## anonymous 4 years ago Derivative help.

1. anonymous

d/dx (cosx)/e^x)

2. anonymous

3. amistre64

Dx(cos(x)*e^(-x)) and product rule it

4. anonymous

yeah, either use the product rule or the quotient rule (which in fact are equivalent)

5. anonymous

I got the answer but it's different what khanAcademy is showing me, so please give me the exact answer so that i can verify it.

6. anonymous

d/dx((cos(x))/e^x) = -e^(-x) (sin(x)+cos(x))

7. amistre64

cos'(x)*e^(-x) + cos(x)*e'^(-x) -sin(x)*e^(-x) - cos(x)*e^(-x)

8. anonymous

$\frac{d}{dx} \left(\frac{\cos (x)}{e^x}\right) = \frac{d}{dx} e^{-x}\cos (x) = e^{-x}(-\sin (x)) + \cos (x)(-e^{-x}) = -e^{-x} (\sin (x) + \cos (x))$

9. anonymous

hmm it wrote it off the page

10. anonymous

$\frac{d}{dx} \left(\frac{\cos (x)}{e^x}\right) = \frac{d}{dx} e^{-x}\cos (x)$ $= e^{-x}(-\sin (x)) + \cos (x)(-e^{-x})$ $= -e^{-x} (\sin (x) + \cos (x))$

11. anonymous

In the second step why the second term is e^-x, why you did not derviate it ?

12. anonymous

the derivative of $e^{-x}$ is $-e^{-x}$

13. anonymous

but i learned the derivative of e^x is e^x

14. anonymous

this is what khan academy says the answer is

15. anonymous

16. anonymous

yes that's right.
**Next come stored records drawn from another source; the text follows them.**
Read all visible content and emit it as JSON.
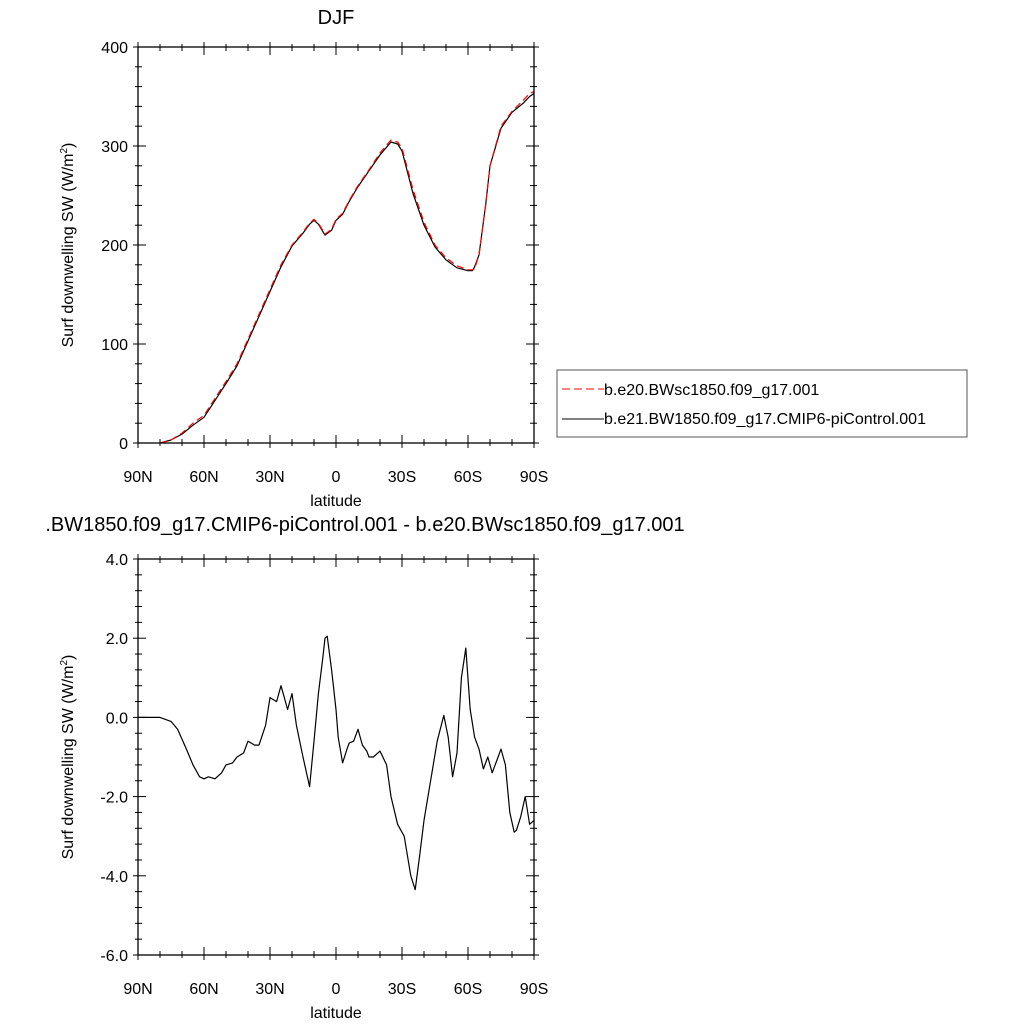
{
  "page_title": "DJF",
  "chart_data": [
    {
      "type": "line",
      "title": "DJF",
      "xlabel": "latitude",
      "ylabel": "Surf downwelling SW (W/m²)",
      "ylabel_main": "Surf downwelling SW (W/m",
      "ylabel_sup": "2",
      "ylabel_end": ")",
      "xlim": [
        90,
        -90
      ],
      "ylim": [
        0,
        400
      ],
      "x_ticks": [
        {
          "value": 90,
          "label": "90N"
        },
        {
          "value": 60,
          "label": "60N"
        },
        {
          "value": 30,
          "label": "30N"
        },
        {
          "value": 0,
          "label": "0"
        },
        {
          "value": -30,
          "label": "30S"
        },
        {
          "value": -60,
          "label": "60S"
        },
        {
          "value": -90,
          "label": "90S"
        }
      ],
      "y_ticks": [
        {
          "value": 0,
          "label": "0"
        },
        {
          "value": 100,
          "label": "100"
        },
        {
          "value": 200,
          "label": "200"
        },
        {
          "value": 300,
          "label": "300"
        },
        {
          "value": 400,
          "label": "400"
        }
      ],
      "grid": false,
      "legend_position": "right",
      "series": [
        {
          "name": "b.e20.BWsc1850.f09_g17.001",
          "color": "#ff0000",
          "style": "dashed",
          "x": [
            80,
            75,
            70,
            65,
            60,
            55,
            50,
            45,
            40,
            35,
            30,
            25,
            20,
            15,
            12,
            10,
            8,
            5,
            2,
            0,
            -3,
            -6,
            -10,
            -15,
            -20,
            -25,
            -28,
            -30,
            -35,
            -40,
            -45,
            -50,
            -55,
            -60,
            -62,
            -63,
            -65,
            -68,
            -70,
            -75,
            -80,
            -85,
            -88,
            -90
          ],
          "y": [
            0,
            3,
            10,
            20,
            28,
            45,
            62,
            80,
            105,
            130,
            155,
            180,
            200,
            213,
            222,
            226,
            222,
            211,
            216,
            226,
            232,
            245,
            260,
            276,
            293,
            306,
            304,
            298,
            256,
            223,
            200,
            187,
            179,
            175,
            175,
            176,
            190,
            240,
            280,
            320,
            335,
            346,
            353,
            355
          ]
        },
        {
          "name": "b.e21.BW1850.f09_g17.CMIP6-piControl.001",
          "color": "#000000",
          "style": "solid",
          "x": [
            80,
            75,
            70,
            65,
            60,
            55,
            50,
            45,
            40,
            35,
            30,
            25,
            20,
            15,
            12,
            10,
            8,
            5,
            2,
            0,
            -3,
            -6,
            -10,
            -15,
            -20,
            -25,
            -28,
            -30,
            -35,
            -40,
            -45,
            -50,
            -55,
            -60,
            -62,
            -63,
            -65,
            -68,
            -70,
            -75,
            -80,
            -85,
            -88,
            -90
          ],
          "y": [
            0,
            3,
            9,
            18,
            26,
            43,
            60,
            78,
            103,
            128,
            153,
            178,
            199,
            212,
            221,
            225,
            221,
            210,
            215,
            225,
            231,
            244,
            259,
            275,
            291,
            304,
            302,
            295,
            252,
            220,
            198,
            185,
            177,
            174,
            174,
            178,
            190,
            240,
            280,
            318,
            334,
            343,
            350,
            353
          ]
        }
      ]
    },
    {
      "type": "line",
      "title": ".BW1850.f09_g17.CMIP6-piControl.001 - b.e20.BWsc1850.f09_g17.001",
      "xlabel": "latitude",
      "ylabel": "Surf downwelling SW (W/m²)",
      "ylabel_main": "Surf downwelling SW (W/m",
      "ylabel_sup": "2",
      "ylabel_end": ")",
      "xlim": [
        90,
        -90
      ],
      "ylim": [
        -6,
        4
      ],
      "x_ticks": [
        {
          "value": 90,
          "label": "90N"
        },
        {
          "value": 60,
          "label": "60N"
        },
        {
          "value": 30,
          "label": "30N"
        },
        {
          "value": 0,
          "label": "0"
        },
        {
          "value": -30,
          "label": "30S"
        },
        {
          "value": -60,
          "label": "60S"
        },
        {
          "value": -90,
          "label": "90S"
        }
      ],
      "y_ticks": [
        {
          "value": -6,
          "label": "-6.0"
        },
        {
          "value": -4,
          "label": "-4.0"
        },
        {
          "value": -2,
          "label": "-2.0"
        },
        {
          "value": 0,
          "label": "0.0"
        },
        {
          "value": 2,
          "label": "2.0"
        },
        {
          "value": 4,
          "label": "4.0"
        }
      ],
      "grid": false,
      "series": [
        {
          "color": "#000000",
          "style": "solid",
          "x": [
            90,
            80,
            75,
            72,
            68,
            65,
            62,
            60,
            58,
            55,
            52,
            50,
            47,
            45,
            42,
            40,
            37,
            35,
            32,
            30,
            27,
            25,
            22,
            20,
            18,
            15,
            12,
            10,
            8,
            6,
            5,
            4,
            2,
            0,
            -1,
            -3,
            -5,
            -6,
            -8,
            -10,
            -12,
            -14,
            -15,
            -17,
            -20,
            -23,
            -25,
            -28,
            -31,
            -34,
            -36,
            -38,
            -40,
            -43,
            -46,
            -49,
            -51,
            -53,
            -55,
            -57,
            -59,
            -61,
            -63,
            -65,
            -67,
            -69,
            -71,
            -73,
            -75,
            -77,
            -79,
            -81,
            -82,
            -84,
            -86,
            -88,
            -90
          ],
          "y": [
            0,
            0,
            -0.1,
            -0.3,
            -0.8,
            -1.2,
            -1.5,
            -1.55,
            -1.5,
            -1.55,
            -1.4,
            -1.2,
            -1.15,
            -1.0,
            -0.9,
            -0.6,
            -0.7,
            -0.7,
            -0.2,
            0.5,
            0.4,
            0.8,
            0.2,
            0.6,
            -0.2,
            -1.0,
            -1.75,
            -0.6,
            0.6,
            1.5,
            2.0,
            2.05,
            1.2,
            0.2,
            -0.5,
            -1.15,
            -0.8,
            -0.65,
            -0.6,
            -0.3,
            -0.7,
            -0.85,
            -1.0,
            -1.0,
            -0.85,
            -1.2,
            -2.0,
            -2.7,
            -3.0,
            -4.0,
            -4.35,
            -3.5,
            -2.6,
            -1.6,
            -0.6,
            0.05,
            -0.5,
            -1.5,
            -0.9,
            1.0,
            1.75,
            0.2,
            -0.5,
            -0.8,
            -1.3,
            -1.0,
            -1.4,
            -1.1,
            -0.8,
            -1.2,
            -2.4,
            -2.9,
            -2.85,
            -2.5,
            -2.0,
            -2.7,
            -2.6
          ]
        }
      ]
    }
  ]
}
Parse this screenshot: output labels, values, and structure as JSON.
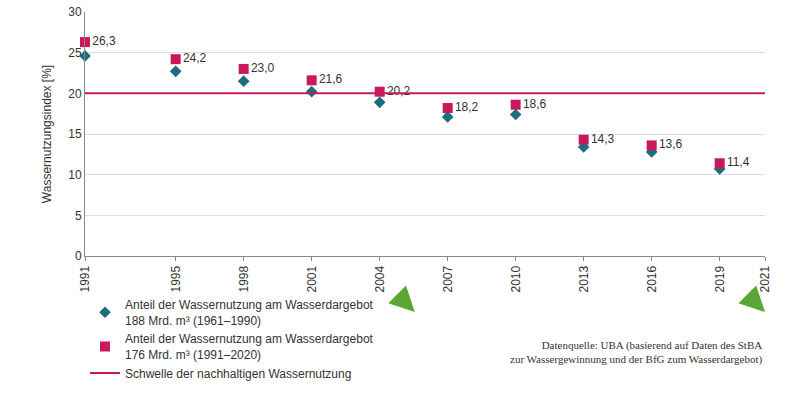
{
  "chart_data": {
    "type": "scatter",
    "y_label": "Wassernutzungsindex [%]",
    "x": [
      1991,
      1995,
      1998,
      2001,
      2004,
      2007,
      2010,
      2013,
      2016,
      2019
    ],
    "series": [
      {
        "name": "Anteil der Wassernutzung am Wasserdargebot 188 Mrd. m³ (1961–1990)",
        "color": "#1b6e80",
        "marker": "diamond",
        "values": [
          24.6,
          22.7,
          21.5,
          20.2,
          18.9,
          17.1,
          17.4,
          13.4,
          12.8,
          10.7
        ]
      },
      {
        "name": "Anteil der Wassernutzung am Wasserdargebot 176 Mrd. m³ (1991–2020)",
        "color": "#c9185b",
        "marker": "square",
        "values": [
          26.3,
          24.2,
          23.0,
          21.6,
          20.2,
          18.2,
          18.6,
          14.3,
          13.6,
          11.4
        ],
        "value_labels": [
          "26,3",
          "24,2",
          "23,0",
          "21,6",
          "20,2",
          "18,2",
          "18,6",
          "14,3",
          "13,6",
          "11,4"
        ]
      }
    ],
    "threshold": {
      "name": "Schwelle der nachhaltigen Wassernutzung",
      "value": 20,
      "color": "#c9185b",
      "line_style": "solid"
    },
    "source": [
      "Datenquelle: UBA (basierend auf Daten des StBA",
      "zur Wassergewinnung und der BfG zum Wasserdargebot)"
    ],
    "xlim": [
      1991,
      2021
    ],
    "xticks": [
      1991,
      1995,
      1998,
      2001,
      2004,
      2007,
      2010,
      2013,
      2016,
      2019,
      2021
    ],
    "ylim": [
      0,
      30
    ],
    "yticks": [
      0,
      5,
      10,
      15,
      20,
      25,
      30
    ],
    "grid": true,
    "data_labels": true,
    "legend": "bottom"
  }
}
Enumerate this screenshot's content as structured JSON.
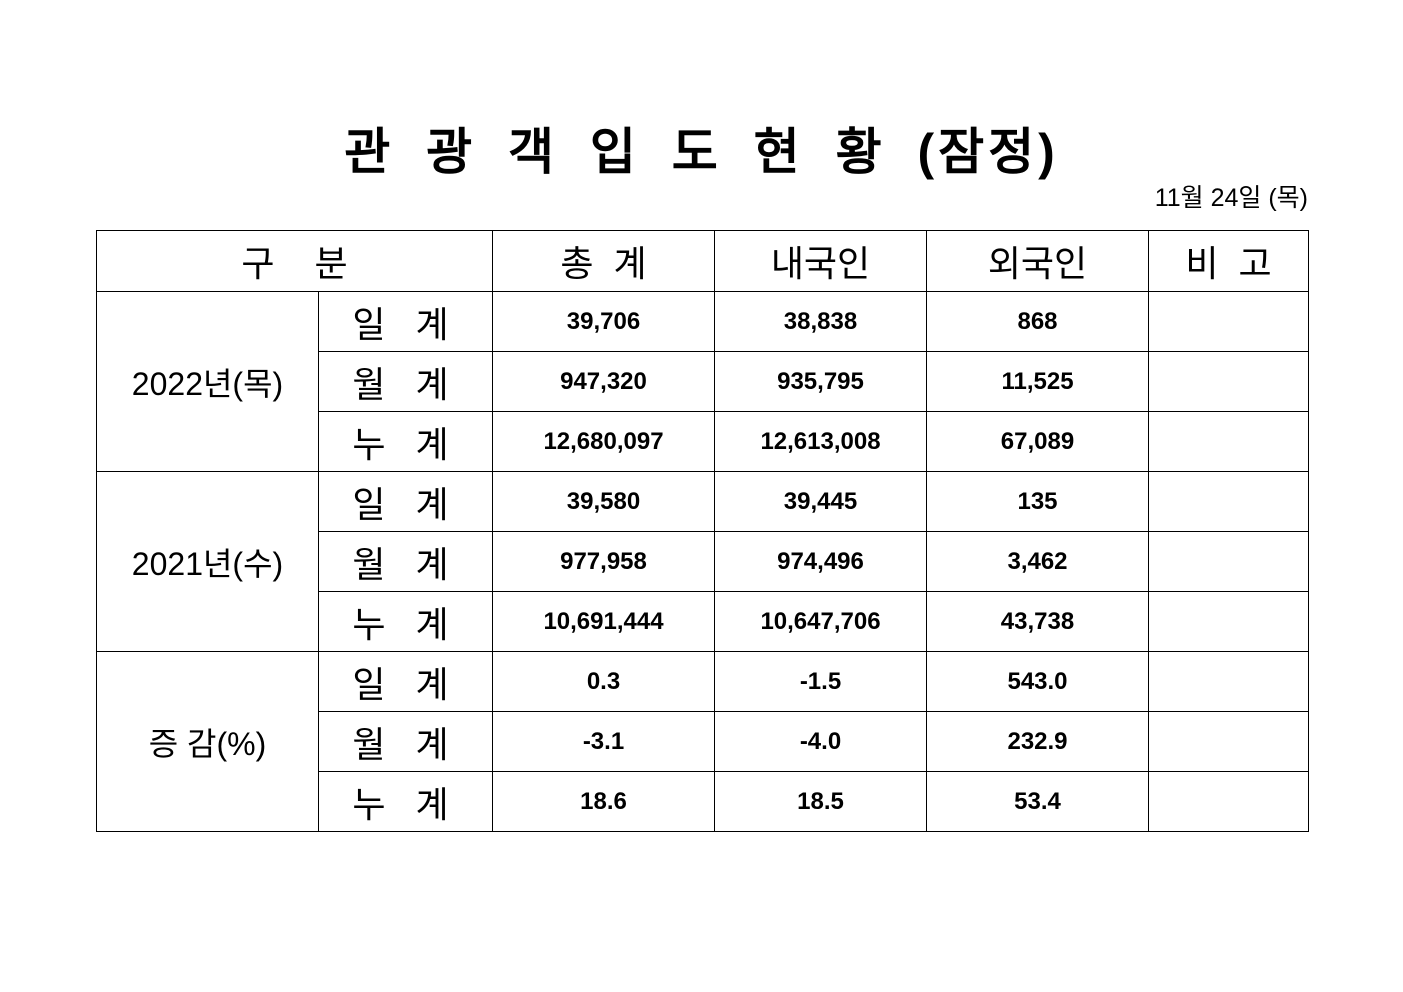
{
  "title": "관 광 객 입 도 현 황 (잠정)",
  "date": "11월 24일 (목)",
  "headers": [
    "구 분",
    "총  계",
    "내국인",
    "외국인",
    "비  고"
  ],
  "groups": [
    {
      "label": "2022년(목)",
      "rows": [
        {
          "sub": "일 계",
          "total": "39,706",
          "domestic": "38,838",
          "foreign": "868",
          "note": ""
        },
        {
          "sub": "월 계",
          "total": "947,320",
          "domestic": "935,795",
          "foreign": "11,525",
          "note": ""
        },
        {
          "sub": "누 계",
          "total": "12,680,097",
          "domestic": "12,613,008",
          "foreign": "67,089",
          "note": ""
        }
      ]
    },
    {
      "label": "2021년(수)",
      "rows": [
        {
          "sub": "일 계",
          "total": "39,580",
          "domestic": "39,445",
          "foreign": "135",
          "note": ""
        },
        {
          "sub": "월 계",
          "total": "977,958",
          "domestic": "974,496",
          "foreign": "3,462",
          "note": ""
        },
        {
          "sub": "누 계",
          "total": "10,691,444",
          "domestic": "10,647,706",
          "foreign": "43,738",
          "note": ""
        }
      ]
    },
    {
      "label": "증 감(%)",
      "rows": [
        {
          "sub": "일 계",
          "total": "0.3",
          "domestic": "-1.5",
          "foreign": "543.0",
          "note": ""
        },
        {
          "sub": "월 계",
          "total": "-3.1",
          "domestic": "-4.0",
          "foreign": "232.9",
          "note": ""
        },
        {
          "sub": "누 계",
          "total": "18.6",
          "domestic": "18.5",
          "foreign": "53.4",
          "note": ""
        }
      ]
    }
  ]
}
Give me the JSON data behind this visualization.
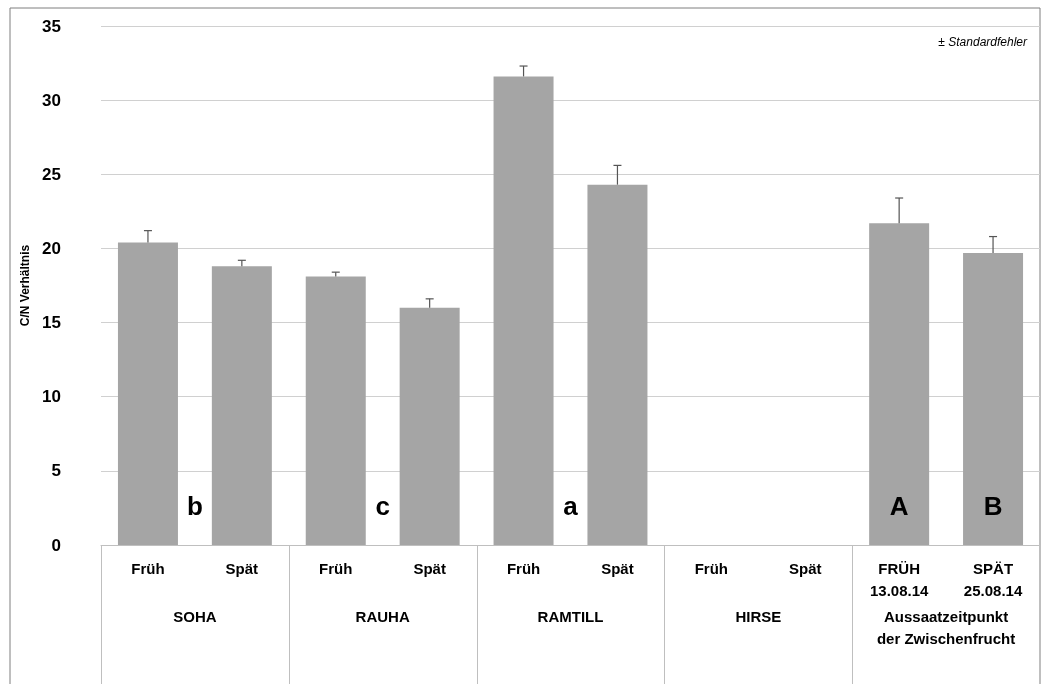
{
  "chart_data": {
    "type": "bar",
    "ylabel": "C/N Verhältnis",
    "categories": [
      "Früh",
      "Spät",
      "Früh",
      "Spät",
      "Früh",
      "Spät",
      "Früh",
      "Spät",
      "FRÜH\n13.08.14",
      "SPÄT\n25.08.14"
    ],
    "values": [
      20.4,
      18.8,
      18.1,
      16.0,
      31.6,
      24.3,
      null,
      null,
      21.7,
      19.7
    ],
    "errors": [
      0.8,
      0.4,
      0.3,
      0.6,
      0.7,
      1.3,
      null,
      null,
      1.7,
      1.1
    ],
    "color": "#a5a5a5",
    "ylim": [
      0,
      35
    ],
    "yticks": [
      0,
      5,
      10,
      15,
      20,
      25,
      30,
      35
    ],
    "grid": "y",
    "annotations": [
      "± Standardfehler",
      "b",
      "c",
      "a",
      "A",
      "B",
      "SOHA",
      "RAUHA",
      "RAMTILL",
      "HIRSE",
      "Aussaatzeitpunkt\nder Zwischenfrucht"
    ]
  }
}
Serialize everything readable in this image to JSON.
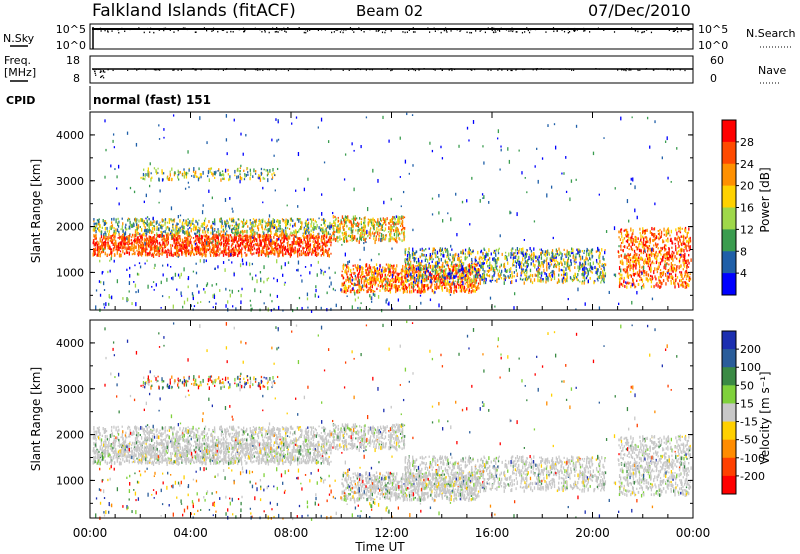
{
  "header": {
    "station": "Falkland Islands (fitACF)",
    "beam": "Beam 02",
    "date": "07/Dec/2010"
  },
  "top_panels": {
    "nsky_label": "N.Sky",
    "nsky_ticks": [
      "10^5",
      "10^0"
    ],
    "nsearch_label": "N.Search",
    "nsearch_ticks": [
      "10^5",
      "10^0"
    ],
    "freq_label": "Freq.",
    "freq_unit": "[MHz]",
    "freq_ticks": [
      "18",
      "8"
    ],
    "nave_label": "Nave",
    "nave_ticks": [
      "60",
      "0"
    ],
    "cpid_label": "CPID",
    "cpid_text": "normal (fast) 151"
  },
  "chart_data": [
    {
      "type": "heatmap",
      "name": "power",
      "ylabel": "Slant Range [km]",
      "yticks": [
        "4000",
        "3000",
        "2000",
        "1000"
      ],
      "ylim": [
        180,
        4500
      ],
      "xlim": [
        0,
        24
      ],
      "colorbar_label": "Power [dB]",
      "colorbar_ticks": [
        "28",
        "24",
        "20",
        "16",
        "12",
        "8",
        "4"
      ],
      "colorbar_colors": [
        "#ff0000",
        "#ff4a00",
        "#ff9000",
        "#ffd200",
        "#9fd84a",
        "#3a9c4f",
        "#1f5fa8",
        "#0000ff"
      ]
    },
    {
      "type": "heatmap",
      "name": "velocity",
      "ylabel": "Slant Range [km]",
      "yticks": [
        "4000",
        "3000",
        "2000",
        "1000"
      ],
      "ylim": [
        180,
        4500
      ],
      "xlim": [
        0,
        24
      ],
      "colorbar_label": "Velocity [m s⁻¹]",
      "colorbar_ticks": [
        "200",
        "100",
        "50",
        "15",
        "-15",
        "-50",
        "-100",
        "-200"
      ],
      "colorbar_colors": [
        "#1c2fb0",
        "#2a5d9a",
        "#3a8a44",
        "#7fd13b",
        "#c8c8c8",
        "#ffd000",
        "#ff8c00",
        "#ff4000",
        "#ff0000"
      ]
    }
  ],
  "xaxis": {
    "ticks": [
      "00:00",
      "04:00",
      "08:00",
      "12:00",
      "16:00",
      "20:00",
      "00:00"
    ],
    "label": "Time UT"
  }
}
Let's show, usin gthe chain rule that the derivative of e^{-x} is -e^{-x}. Find the derivative of $y = e^{-x}.$ Let t=-x. Then y = e^t $\frac{dy}{dx} = \frac{dy}{dt}\frac{dt}{dx} = e^{t}(-1) = e^{-x}(-1) = -e^{-x}$

17. anonymous

Yes, notice that answer a) is exactly the same as $-e^{-x} (\sin (x) + \cos (x))$

18. anonymous

That answer is likely derived from the quotient rule, which can be re-written as the product rule by making the requirement of multiplying by e^{-x} rather than dividing by e^x. Notice that this is equivalent.

19. anonymous

Thanks a lot, i understood it.